Sandboxes are not, and never have been, designed to support Managed Package development. People did so only because Developer Edition orgs were painful enough to work with and coordinate, that ISVs would rather have used Sandboxes. No longer is this true. Unlike Sandboxes, Scratch Orgs always come as a clean slate. This means no accidental dependencies to installed packages, no leaking internal metadata configurations on standard objects to your package, no "experimenting" with dynamic code depending on if a namespace is detected... the list goes on.
ISVs should not attempt to use Sandboxes for developing their product. This is 2019 (future visitors, insert current year here), and we finally have a robust set of tools that we've been asking about for nearly a decade or more (for example, this idea which DX actually solves in a meaningful way). If you are a customer doing customer things, do continue to use Sandboxes if you'd like. They're a perfectly natural way to operate. Or, migrate to Unlocked Packages, and you can still use Sandboxes or upgrade to Scratch Orgs.

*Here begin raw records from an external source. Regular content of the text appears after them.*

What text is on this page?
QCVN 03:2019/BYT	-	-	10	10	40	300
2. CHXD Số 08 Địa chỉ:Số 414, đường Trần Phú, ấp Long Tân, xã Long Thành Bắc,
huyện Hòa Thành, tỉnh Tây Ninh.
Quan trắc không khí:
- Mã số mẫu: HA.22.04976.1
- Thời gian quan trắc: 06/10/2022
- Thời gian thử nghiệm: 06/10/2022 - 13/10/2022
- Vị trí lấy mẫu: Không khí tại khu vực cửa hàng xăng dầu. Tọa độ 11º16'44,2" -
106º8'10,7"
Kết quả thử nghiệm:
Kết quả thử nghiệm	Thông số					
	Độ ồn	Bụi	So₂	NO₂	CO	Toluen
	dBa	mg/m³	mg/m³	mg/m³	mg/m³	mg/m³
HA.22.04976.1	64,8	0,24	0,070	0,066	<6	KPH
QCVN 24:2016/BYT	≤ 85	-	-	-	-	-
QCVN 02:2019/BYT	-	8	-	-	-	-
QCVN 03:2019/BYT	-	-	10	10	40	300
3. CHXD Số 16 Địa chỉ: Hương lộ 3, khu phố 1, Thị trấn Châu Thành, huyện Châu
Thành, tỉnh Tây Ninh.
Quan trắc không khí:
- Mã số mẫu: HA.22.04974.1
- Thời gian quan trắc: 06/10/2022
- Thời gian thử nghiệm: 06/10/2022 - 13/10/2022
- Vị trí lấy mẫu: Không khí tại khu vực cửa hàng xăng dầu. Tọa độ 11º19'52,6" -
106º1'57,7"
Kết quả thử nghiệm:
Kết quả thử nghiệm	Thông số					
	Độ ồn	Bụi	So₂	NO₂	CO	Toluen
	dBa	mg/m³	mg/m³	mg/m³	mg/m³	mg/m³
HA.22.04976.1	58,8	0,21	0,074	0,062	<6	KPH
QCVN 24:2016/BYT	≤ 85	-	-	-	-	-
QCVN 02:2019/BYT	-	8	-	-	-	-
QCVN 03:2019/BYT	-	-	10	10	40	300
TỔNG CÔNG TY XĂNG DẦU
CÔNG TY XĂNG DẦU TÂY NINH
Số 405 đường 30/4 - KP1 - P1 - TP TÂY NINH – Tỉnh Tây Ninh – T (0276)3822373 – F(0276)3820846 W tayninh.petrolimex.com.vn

Please, do yourself a favor and drop the notation of using Sandboxes for your ISV development. Too many things can, and often do, go wrong, no matter how carefully you tread. Using DX, Unlocked Packages, and Scratch Orgs is definitely the way to go in to the future. If you want to use Sandboxes for any part of the development life cycle, I suggest limiting such use to QA and UAT--those steps should never involve editing code, and Sandboxes can install managed packages. You should do this anyways as a smoke test to make sure that nothing breaks when a subscriber installs your package.
There are a few ways to go about it, rather than one "best" way, but it seems that, for the most part, the ISV release cycle goes a bit more like this: DEV Scratch Orgs -> QA Scratch Orgs -> UAT Scratch Orgs -> Partner Dev Org -> Upload Package -> Sandbox Smoke Test -> Release to AppExchange. Not all ISVs will use all these steps, nor are all steps strictly recommended, but this should be considered a comprehensive development strategy for most ISVs, and those that are using DX most likely have some or all of these steps (and possibly a few more, such as Continuous Integration/Continuous Delivery).